Por suerte, el conde Randy era un alquimista sensato. Si alguna vez la envenenaban, Philia simplemente bebería un antídoto sin necesidad de desarrollar resistencia al veneno.

 

‘¿Es esta la diferencia entre un hombre que ni siquiera puede confesar su amor y un hombre que ya se ha casado?’

 

Serena entrecerró los ojos, mirando a su alrededor mientras fingía admirar el reloj de flores.

 

‘¿Por qué no hay nadie aquí?’

 

La princesa presionó el botón del gacha nada más llegar al quinto nivel. Había transcurrido bastante tiempo, pero no había ni rastro de gente ni de monstruos.

 

‘Como pulleé a alguien en el jardín central, no debería estar en otro jardín. ¿Acaso la Dríada lo ha capturado y enterrado?’

 

La ruta de recolección trazada por el Conde también incluía el hábitat de la Dríada.
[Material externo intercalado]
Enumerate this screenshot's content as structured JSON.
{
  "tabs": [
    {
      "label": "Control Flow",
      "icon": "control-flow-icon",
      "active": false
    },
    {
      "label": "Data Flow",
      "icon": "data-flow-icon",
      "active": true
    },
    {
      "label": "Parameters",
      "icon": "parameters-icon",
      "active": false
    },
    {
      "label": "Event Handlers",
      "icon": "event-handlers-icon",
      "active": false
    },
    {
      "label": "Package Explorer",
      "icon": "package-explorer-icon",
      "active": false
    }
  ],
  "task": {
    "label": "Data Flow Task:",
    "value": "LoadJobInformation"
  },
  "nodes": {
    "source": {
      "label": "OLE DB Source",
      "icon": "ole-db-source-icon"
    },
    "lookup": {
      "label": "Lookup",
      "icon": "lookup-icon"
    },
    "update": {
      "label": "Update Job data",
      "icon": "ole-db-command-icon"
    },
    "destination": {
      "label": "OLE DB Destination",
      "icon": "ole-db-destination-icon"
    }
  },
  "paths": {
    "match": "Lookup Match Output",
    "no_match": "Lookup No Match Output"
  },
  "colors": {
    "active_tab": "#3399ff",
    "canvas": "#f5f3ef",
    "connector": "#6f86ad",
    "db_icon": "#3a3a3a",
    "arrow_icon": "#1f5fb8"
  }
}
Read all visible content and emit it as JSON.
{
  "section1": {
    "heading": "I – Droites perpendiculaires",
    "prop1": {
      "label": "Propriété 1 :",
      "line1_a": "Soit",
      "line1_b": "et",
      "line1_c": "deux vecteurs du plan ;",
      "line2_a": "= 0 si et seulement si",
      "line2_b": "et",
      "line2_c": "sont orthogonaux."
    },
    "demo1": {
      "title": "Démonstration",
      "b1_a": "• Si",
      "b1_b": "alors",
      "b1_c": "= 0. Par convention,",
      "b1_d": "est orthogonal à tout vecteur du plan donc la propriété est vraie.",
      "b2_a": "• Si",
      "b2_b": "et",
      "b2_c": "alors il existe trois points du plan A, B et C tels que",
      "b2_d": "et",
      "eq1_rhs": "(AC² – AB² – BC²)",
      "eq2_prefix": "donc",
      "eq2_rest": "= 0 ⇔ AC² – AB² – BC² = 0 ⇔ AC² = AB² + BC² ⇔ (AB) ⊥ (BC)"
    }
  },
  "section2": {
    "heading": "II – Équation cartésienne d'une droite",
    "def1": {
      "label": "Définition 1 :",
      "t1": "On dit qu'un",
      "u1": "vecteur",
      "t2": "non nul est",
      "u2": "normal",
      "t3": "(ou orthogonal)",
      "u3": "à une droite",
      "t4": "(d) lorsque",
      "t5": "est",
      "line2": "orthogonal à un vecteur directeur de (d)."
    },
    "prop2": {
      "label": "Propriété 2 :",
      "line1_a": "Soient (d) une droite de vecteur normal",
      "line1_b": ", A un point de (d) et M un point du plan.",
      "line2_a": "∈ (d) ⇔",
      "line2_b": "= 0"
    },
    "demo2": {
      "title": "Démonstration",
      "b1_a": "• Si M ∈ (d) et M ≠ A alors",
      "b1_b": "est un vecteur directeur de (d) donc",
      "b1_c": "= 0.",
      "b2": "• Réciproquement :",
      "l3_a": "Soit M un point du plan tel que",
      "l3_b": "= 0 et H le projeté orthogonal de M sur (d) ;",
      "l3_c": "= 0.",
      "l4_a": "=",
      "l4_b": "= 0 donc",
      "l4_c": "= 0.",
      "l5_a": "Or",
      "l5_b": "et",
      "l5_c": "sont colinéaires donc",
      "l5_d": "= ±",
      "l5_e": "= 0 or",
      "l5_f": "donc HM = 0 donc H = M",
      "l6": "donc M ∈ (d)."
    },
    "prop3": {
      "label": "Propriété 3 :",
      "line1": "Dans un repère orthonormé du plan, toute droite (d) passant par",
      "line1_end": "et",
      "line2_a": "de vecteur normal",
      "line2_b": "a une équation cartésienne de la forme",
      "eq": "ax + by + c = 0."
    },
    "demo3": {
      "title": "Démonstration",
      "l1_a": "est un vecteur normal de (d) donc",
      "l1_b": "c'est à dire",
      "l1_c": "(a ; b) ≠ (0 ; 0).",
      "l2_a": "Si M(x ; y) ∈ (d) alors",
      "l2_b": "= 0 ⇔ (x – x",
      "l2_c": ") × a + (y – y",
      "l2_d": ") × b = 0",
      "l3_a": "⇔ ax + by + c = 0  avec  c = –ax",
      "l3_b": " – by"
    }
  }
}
Serena pensaba que debía mirar con atención la tierra si entraban en el claro donde había estado el temible enemigo, cuando Olive, que jugaba con flores inofensivas, habló de repente.

 

—¿Por qué no te muestras en lugar de jugar al escondite?

 

Yeong apuntó en silencio con su ballesta hacia los arbustos vacíos.